Silverthorne man wins award for Blue River restoration |

Silverthorne man wins award for Blue River restoration

SUMMIT COUNTY – Andy Gentry still hasn’t fished the portion of the Blue River he won a national award for helping restore.

In fact, this dedicated fisherman has made it out only five times so far this year, way off his average of 50 or 60.

He’s been too busy working on the nine-month-long endeavor, holding down his job as a software salesman, building a house and constantly traveling to Denver to care for his daughter, who was born three months premature.

“The project took a lot of my fishing time,” he said.

Gentry was recently recognized by Trout Unlimited (TU), a national organization dedicated to the protection and conservation of trout and salmon fisheries and watersheds, for his “Distinguished Service” in helping propel the Blue River Restoration Project (BRRP).

The undertaking restored a section of the river, known for its “gold medal” fishing, that begins at the base of the Dillon Dam and extends north to the I-70 overpass at Wildernest Road.

The work rechanneled the water to reflect the reality of low flows from the dam, and created new banks.

It was completed in cooperation with the town of Silverthorne, the Northwest Colorado Council of Governments (NWCCOG) and a variety of other organizations.

“He really brought a lot of energy to the table,” Silverthorne Town Manager Kevin Batchelder said of Gentry. “Without his energy I don’t think it would have worked quite so well.”

President of the Gore Range chapter of TU, Gentry coordinated a variety of fund-raising efforts that helped raise nearly $95,000, which was then matched by a grant from the National Forest Foundation, he said.

“The BRRP concept of a multi-jurisdictional project has become a reality due in large part to Andy’s commitment, dedication and untiring enthusiasm,” said Liz Finn, the NWCCOG coordinator for the Rural Resort Region. “Although the project team consisted of eight individuals, Andy is the only team member working purely on a volunteer basis.

“Without doubt, Andy’s contribution carried the strongest impact in achieving the results,” she said. “His accomplishments are truly inspirational.”
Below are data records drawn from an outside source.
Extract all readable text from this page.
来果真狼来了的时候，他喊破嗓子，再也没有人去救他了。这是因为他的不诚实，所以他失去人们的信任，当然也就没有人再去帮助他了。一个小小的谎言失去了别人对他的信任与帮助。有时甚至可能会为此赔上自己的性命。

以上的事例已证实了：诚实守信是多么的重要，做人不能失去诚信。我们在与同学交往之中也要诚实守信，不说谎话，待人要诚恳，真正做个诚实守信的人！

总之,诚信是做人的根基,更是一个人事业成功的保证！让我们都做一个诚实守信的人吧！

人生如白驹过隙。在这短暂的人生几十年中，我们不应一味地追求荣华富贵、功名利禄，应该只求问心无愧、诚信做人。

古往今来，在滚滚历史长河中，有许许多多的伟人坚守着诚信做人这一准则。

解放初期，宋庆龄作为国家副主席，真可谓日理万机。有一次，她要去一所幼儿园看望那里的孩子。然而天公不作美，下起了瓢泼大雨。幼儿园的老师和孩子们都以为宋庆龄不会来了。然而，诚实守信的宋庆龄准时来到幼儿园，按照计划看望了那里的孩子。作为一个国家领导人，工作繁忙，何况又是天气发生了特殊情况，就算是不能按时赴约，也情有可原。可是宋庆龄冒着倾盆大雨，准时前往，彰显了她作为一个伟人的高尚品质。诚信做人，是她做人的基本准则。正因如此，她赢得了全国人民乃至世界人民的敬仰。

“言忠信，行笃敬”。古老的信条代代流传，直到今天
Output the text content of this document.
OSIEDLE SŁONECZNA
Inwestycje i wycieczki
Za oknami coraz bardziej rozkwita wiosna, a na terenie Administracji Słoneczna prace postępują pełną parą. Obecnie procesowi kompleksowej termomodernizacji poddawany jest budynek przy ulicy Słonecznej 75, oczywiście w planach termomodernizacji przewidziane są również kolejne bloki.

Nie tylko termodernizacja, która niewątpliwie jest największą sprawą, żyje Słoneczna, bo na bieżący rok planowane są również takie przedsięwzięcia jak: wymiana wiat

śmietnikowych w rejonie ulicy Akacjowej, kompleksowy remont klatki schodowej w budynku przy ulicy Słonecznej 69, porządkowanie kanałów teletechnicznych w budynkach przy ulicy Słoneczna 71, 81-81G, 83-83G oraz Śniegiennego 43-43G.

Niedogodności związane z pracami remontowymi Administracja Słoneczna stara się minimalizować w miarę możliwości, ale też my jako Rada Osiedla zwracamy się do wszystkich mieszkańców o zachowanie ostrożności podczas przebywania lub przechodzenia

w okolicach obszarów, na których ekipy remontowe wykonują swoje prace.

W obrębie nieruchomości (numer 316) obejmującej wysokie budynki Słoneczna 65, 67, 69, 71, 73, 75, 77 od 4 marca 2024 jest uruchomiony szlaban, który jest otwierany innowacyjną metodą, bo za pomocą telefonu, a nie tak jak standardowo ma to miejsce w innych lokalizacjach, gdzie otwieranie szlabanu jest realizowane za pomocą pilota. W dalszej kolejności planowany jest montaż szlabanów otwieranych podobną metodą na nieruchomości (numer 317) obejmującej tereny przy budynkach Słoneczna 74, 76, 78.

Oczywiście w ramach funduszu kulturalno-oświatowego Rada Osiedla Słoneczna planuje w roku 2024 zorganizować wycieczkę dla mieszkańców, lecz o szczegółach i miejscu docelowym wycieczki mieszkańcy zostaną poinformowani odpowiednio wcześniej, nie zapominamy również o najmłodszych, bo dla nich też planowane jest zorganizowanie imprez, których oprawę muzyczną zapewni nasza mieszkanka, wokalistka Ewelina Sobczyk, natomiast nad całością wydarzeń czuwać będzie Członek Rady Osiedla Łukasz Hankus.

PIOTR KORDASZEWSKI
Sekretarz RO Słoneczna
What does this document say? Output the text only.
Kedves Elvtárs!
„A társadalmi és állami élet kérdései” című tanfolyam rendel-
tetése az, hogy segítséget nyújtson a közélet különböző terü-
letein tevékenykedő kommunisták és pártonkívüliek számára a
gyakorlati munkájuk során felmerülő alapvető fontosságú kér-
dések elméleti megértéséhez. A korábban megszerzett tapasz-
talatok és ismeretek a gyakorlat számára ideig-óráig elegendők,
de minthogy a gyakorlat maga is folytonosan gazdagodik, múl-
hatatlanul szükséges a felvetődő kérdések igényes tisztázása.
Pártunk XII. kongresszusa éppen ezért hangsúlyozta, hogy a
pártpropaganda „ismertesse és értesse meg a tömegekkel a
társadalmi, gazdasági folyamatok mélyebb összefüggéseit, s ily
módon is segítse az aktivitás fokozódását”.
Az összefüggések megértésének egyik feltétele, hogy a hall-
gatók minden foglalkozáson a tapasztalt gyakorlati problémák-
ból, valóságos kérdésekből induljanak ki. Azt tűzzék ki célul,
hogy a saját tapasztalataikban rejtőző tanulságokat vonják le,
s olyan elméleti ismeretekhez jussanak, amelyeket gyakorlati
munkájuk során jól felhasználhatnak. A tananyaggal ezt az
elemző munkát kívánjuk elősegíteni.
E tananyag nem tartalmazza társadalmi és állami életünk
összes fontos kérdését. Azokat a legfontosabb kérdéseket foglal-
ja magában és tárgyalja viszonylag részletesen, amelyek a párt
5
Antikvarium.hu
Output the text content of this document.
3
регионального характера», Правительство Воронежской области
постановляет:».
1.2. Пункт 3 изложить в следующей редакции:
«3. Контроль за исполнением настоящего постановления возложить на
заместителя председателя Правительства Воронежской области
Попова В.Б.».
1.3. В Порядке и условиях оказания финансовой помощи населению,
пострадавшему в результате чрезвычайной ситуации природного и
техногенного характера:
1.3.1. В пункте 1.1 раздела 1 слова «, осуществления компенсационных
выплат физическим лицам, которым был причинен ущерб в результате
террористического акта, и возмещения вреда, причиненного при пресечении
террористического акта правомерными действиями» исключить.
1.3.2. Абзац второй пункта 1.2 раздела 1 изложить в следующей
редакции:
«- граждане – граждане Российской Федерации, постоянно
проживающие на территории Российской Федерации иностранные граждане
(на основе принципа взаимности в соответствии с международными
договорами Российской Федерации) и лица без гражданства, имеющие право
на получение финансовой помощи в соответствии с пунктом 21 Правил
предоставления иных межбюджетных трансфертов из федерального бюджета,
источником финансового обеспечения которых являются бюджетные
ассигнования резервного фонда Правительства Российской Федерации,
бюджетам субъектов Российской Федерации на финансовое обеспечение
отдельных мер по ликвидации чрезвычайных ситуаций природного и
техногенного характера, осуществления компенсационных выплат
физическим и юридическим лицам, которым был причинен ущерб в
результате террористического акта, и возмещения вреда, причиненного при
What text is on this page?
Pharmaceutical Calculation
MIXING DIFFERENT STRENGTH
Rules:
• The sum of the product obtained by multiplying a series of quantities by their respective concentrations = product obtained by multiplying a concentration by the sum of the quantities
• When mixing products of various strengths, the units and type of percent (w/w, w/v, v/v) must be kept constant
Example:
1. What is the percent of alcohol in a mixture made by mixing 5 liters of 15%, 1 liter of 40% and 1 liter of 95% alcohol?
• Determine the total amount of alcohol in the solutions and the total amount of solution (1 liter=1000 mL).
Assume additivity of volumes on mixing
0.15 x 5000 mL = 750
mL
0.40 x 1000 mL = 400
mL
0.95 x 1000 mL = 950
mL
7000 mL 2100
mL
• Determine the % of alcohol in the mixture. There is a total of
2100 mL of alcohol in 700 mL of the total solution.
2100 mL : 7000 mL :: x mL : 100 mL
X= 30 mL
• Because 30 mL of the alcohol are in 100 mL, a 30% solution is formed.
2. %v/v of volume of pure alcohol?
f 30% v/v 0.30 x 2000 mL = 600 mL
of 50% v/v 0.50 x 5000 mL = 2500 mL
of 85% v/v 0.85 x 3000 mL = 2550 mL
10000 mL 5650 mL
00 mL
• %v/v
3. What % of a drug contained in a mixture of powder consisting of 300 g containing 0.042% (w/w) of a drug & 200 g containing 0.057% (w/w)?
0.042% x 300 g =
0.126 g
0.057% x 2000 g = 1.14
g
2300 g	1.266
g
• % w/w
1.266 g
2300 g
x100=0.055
Gentry was awarded a plaque at TU’s national convention in Denver on Sept. 5, and was cited for his “leadership in coldwater conservation.”

“As we got further and further (into the restoration effort), I was convinced there was a big need for this,” Gentry said. “I think (the award) is a huge positive for the project.”

“There was a lot of dedication to this project from a lot of people,” Gentry said. “I think (it) went really well. I don’t think we could have asked for more.”

Gentry said the goal of the effort had been to give back to the river itself after all the impacts of mining and other human activities it had suffered.

“I think it bodes well for the Blue River,” he said. “It (also) really bodes well for other projects and other groups that are interested in doing this.

“To be able to go in and do such a dramatic change – I think we made a lasting impact on the river,” he said.

And now that his daughter is healthy and his house is almost finished, Gentry hopes to reap the rewards of his labors and actually fish the restored stretch of water by October.